Anyway, I know you've got beefy servers behind the scenes, but I'd definitely recommend keeping CF in mind :)
Very interesting read. I am currently learning PHP and would be interested in how you detect server load with a script? Thanks!
You use this PHP function: sys_getloadavg() - https://www.php.net/manual/en/function.sys-getloadavg.php
Well this is what happens when you rely on commercial or popular software like IP.Board for your site. PW has all the tools to create a basic and secure forum and I have seen many requests on your IP.Board forum for a PW forum solution. But it seems to be pushed aside.
Any http accessible software is vulnerable to this kind of attack.

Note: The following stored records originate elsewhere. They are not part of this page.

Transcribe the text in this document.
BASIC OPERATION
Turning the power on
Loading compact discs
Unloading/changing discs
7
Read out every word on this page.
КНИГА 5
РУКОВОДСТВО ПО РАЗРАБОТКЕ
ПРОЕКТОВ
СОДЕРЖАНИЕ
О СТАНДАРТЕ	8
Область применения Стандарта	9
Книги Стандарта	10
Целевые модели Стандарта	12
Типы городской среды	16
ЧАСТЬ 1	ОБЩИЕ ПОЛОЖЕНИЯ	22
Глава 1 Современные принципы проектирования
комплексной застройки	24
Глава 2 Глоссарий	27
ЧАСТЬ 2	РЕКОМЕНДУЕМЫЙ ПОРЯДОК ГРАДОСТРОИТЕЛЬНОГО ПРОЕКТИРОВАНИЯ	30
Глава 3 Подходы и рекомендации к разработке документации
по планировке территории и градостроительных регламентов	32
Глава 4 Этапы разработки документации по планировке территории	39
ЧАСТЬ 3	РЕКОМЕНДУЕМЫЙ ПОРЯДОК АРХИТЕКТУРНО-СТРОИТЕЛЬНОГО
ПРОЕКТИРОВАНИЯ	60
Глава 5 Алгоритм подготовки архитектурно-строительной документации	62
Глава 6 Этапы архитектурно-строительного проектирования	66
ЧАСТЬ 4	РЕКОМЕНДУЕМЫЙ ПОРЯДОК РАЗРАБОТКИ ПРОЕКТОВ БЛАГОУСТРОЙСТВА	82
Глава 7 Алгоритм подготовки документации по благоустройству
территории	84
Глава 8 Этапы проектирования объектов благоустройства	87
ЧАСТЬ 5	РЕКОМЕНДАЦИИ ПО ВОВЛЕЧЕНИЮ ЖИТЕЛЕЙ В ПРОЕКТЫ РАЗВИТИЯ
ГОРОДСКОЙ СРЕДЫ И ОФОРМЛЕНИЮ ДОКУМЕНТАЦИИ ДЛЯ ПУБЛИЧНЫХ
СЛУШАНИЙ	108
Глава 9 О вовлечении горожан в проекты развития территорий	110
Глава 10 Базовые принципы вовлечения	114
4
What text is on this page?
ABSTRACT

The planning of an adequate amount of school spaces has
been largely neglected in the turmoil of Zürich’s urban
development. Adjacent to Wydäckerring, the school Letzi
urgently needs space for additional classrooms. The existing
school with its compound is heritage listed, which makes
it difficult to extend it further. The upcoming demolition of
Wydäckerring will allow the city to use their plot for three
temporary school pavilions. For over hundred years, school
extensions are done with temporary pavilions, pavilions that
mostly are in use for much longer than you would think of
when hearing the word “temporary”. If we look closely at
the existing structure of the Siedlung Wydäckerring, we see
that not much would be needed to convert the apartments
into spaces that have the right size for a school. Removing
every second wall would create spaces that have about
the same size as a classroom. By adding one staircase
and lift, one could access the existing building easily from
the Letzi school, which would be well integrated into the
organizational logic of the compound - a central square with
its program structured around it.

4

A forum built in PW would be just as vulnerable to a DoS attack as IP.Board, though obviously less likely to be a target. Even serving a static index.html is vulnerable if the DDOS has enough resources behind it. Whether a software is commercial or not, I don't know how that would matter. But you are totally right that a popular software is always more of a target. Just watching live log files, there are always requests looking for WordPress vulnerabilities, seemingly nonstop at any time of the day. That's one of the downsides of popularity when it comes to software. Though I should also clarify, a DoS attack isn't about a software vulnerability unless it's amplified by some bottleneck in the software, which doesn't seem to have been the case here.